Division with Remainder

If f(x) and g(x) are two polynomials in F[x] and g(x) is not equal to 0, then there are unique polynomials q(x) and r(x) in F[x] that satisfy ƒ(x)=q(x)g(x)+r(x), where the number of r(x) is less than the number of g(x). At this point q(x) is called the quotient of g(x) divided by ƒ(x) and r(x) is called the remainder. When g(x) = x – α, then r(x) = ƒ(α) is called the cosine, where α is an element of F in the equation.

At this point division with remainder has the form ƒ(x)=q(x)(x-α)+ƒ(α), which is called the cosine theorem. g(x) is a sufficiently necessary condition for ƒ(x) to be a factor of ƒ(x) is that the remainder obtained by dividing g(x) by ƒ(x) equals zero. If g(x) is a factorization of ƒ(x), then it is also said that g(x) can divide ƒ(x), or that ƒ(x) is divisible by g(x). In particular, a sufficiently necessary condition for x-α to be a factorization of ƒ(x) is that ƒ(α) = 0, when α is said to be a root of ƒ(x).

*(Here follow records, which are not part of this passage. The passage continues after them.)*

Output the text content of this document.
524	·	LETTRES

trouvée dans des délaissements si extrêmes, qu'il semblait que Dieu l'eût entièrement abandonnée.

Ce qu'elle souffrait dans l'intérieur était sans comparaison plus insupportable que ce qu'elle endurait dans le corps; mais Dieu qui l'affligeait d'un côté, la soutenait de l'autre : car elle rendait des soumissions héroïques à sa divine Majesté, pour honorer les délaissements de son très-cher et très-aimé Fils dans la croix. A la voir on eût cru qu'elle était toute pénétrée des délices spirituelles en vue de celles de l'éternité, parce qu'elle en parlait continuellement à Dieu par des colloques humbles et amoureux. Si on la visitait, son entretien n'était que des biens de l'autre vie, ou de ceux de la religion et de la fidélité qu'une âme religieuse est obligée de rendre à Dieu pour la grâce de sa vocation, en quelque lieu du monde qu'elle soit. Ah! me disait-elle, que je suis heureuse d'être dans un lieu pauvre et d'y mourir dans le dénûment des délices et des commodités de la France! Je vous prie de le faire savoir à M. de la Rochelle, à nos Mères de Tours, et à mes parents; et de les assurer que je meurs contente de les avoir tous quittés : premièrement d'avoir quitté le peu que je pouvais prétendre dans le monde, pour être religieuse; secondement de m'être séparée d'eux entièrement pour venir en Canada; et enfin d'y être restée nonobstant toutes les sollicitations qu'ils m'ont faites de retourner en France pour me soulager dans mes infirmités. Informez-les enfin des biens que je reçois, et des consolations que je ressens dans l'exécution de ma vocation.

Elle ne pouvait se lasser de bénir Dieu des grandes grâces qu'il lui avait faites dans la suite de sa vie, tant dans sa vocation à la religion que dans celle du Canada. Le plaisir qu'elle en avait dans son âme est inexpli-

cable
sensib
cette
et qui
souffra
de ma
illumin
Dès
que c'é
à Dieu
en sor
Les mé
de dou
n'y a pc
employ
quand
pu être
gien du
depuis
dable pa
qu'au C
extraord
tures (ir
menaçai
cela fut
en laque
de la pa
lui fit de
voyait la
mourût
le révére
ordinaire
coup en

If d(x) factors both ƒ(x) and g(x), then d(x) is said to be a common factor of ƒ(x) and g(x). If d(x) is a common factor of ƒ(x) and g(x), and either of the factors of ƒ(x) and g(x) is a factor of d(x), then d(x) is said to be a greatest common factor of ƒ(x) and g(x).

If ƒ(x)=0, then g(x) is a greatest common factor of ƒ(x) with g(x). When ƒ(x) and g(x) are all nonzero, you can apply the method of rolling over and dividing to find their greatest common factor.

Rollover division

Knowing that the two polynomials (x) and g(x) in the ring of monic polynomials F[x] are not equal to zero, dividing (x) by g(x) yields the quotient q1(x) and the remainder r1(x). If r1(x) = 0, then g(x) is a greatest common factor of (x) and g(x). If r1(x) ≠ 0, then dividing g(x) by r1(x) yields the quotient equation q2(x) and the remainder equation r2(x). If r2(x)=0,then r1 is a greatest common factor of (x) and g(x).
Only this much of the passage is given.